I was able to spend some time last week with the Linux guys testing scenarios and working on the C# side of this implementation and am using the following approach:
I find that generally I am working and reconfigured after about 5 seconds of losing the redis master. During this time I can't write but I can read (since you can read off a slave). 5 seconds is ok for us since our data updates very quickly and becomes stale after a few seconds (and is subsequently overwritten).
One thing I wasn't sure about was whether or not I should remove the redis server from the redis ConnectionMultiplexer when an instance goes down, or let it continue to retry the connection.

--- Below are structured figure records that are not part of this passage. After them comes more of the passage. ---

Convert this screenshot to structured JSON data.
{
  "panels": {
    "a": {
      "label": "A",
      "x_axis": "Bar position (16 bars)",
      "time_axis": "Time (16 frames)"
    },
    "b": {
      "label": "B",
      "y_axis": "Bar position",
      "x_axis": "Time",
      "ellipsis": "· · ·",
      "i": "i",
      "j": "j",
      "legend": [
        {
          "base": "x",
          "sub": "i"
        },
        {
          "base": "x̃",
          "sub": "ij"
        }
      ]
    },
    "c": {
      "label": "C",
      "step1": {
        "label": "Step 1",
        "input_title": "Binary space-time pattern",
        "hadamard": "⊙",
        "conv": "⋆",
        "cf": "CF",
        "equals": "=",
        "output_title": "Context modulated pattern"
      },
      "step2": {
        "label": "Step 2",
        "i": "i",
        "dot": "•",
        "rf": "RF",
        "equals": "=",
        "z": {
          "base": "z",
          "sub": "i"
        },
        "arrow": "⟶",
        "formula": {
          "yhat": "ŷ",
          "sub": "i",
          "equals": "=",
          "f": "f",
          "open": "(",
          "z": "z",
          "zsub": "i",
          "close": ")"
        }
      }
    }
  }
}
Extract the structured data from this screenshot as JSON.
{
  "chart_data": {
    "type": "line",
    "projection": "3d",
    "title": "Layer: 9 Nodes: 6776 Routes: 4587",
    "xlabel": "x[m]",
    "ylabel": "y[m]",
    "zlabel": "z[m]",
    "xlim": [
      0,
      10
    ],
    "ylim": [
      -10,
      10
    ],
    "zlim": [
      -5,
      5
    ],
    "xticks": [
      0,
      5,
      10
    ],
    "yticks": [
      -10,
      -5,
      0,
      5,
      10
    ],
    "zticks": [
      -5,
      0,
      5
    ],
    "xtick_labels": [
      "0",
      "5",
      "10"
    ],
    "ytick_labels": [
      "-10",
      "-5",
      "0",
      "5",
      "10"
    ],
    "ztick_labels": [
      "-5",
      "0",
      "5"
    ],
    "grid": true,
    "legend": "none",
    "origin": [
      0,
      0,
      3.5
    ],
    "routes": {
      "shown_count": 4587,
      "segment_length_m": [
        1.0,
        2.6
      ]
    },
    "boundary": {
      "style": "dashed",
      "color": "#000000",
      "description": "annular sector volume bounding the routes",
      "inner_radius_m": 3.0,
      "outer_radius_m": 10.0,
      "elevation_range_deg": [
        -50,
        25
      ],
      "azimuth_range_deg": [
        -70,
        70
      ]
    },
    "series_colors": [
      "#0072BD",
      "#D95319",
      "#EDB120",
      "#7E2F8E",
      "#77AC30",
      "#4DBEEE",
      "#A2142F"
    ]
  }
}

I decided to leave it retrying as it comes back into the mix as a slave as soon as it comes back up. I did some performance testing with and without a connection being retried and it seemed to make little difference. Maybe someone can clarify whether this is the correct approach.
Every now and then bringing back an instance that was previously a master did seem to cause some confusion - a few seconds after it came back up I would receive an exception from writing - "READONLY" suggesting I can't write to a slave. This was rare but I found that my "catch-all" approach of calling Configure() 12 seconds after a connection state change caught this problem. Calling Configure() seems very cheap and therefore calling it twice regardless of whether or not it's necessary seemed OK.
Now that I have slaves I have offloaded some of my data cleanup code which does key scans to the slaves, which makes me happy.
All in all I'm pretty satisfied, it's not perfect but for something that should very rarely happen it's more than good enough.
I just asked this question, and found a similar question to yours and mine which I believe answers the question of how does our code (the client) know now which is the new master server when the current master goes down?
How to tell a Client where the new Redis master is using Sentinel
Apparently you just have to subscribe and listen to events from the Sentinels. Makes sense.. I just figured there was a more streamlined way.
I read something about the Twemproxy for Linux which acts as a proxy and probably does this for you? But I was on redis for Windows and was trying to find a Windows option. We might just moved to Linux if that's the approved way it should be done.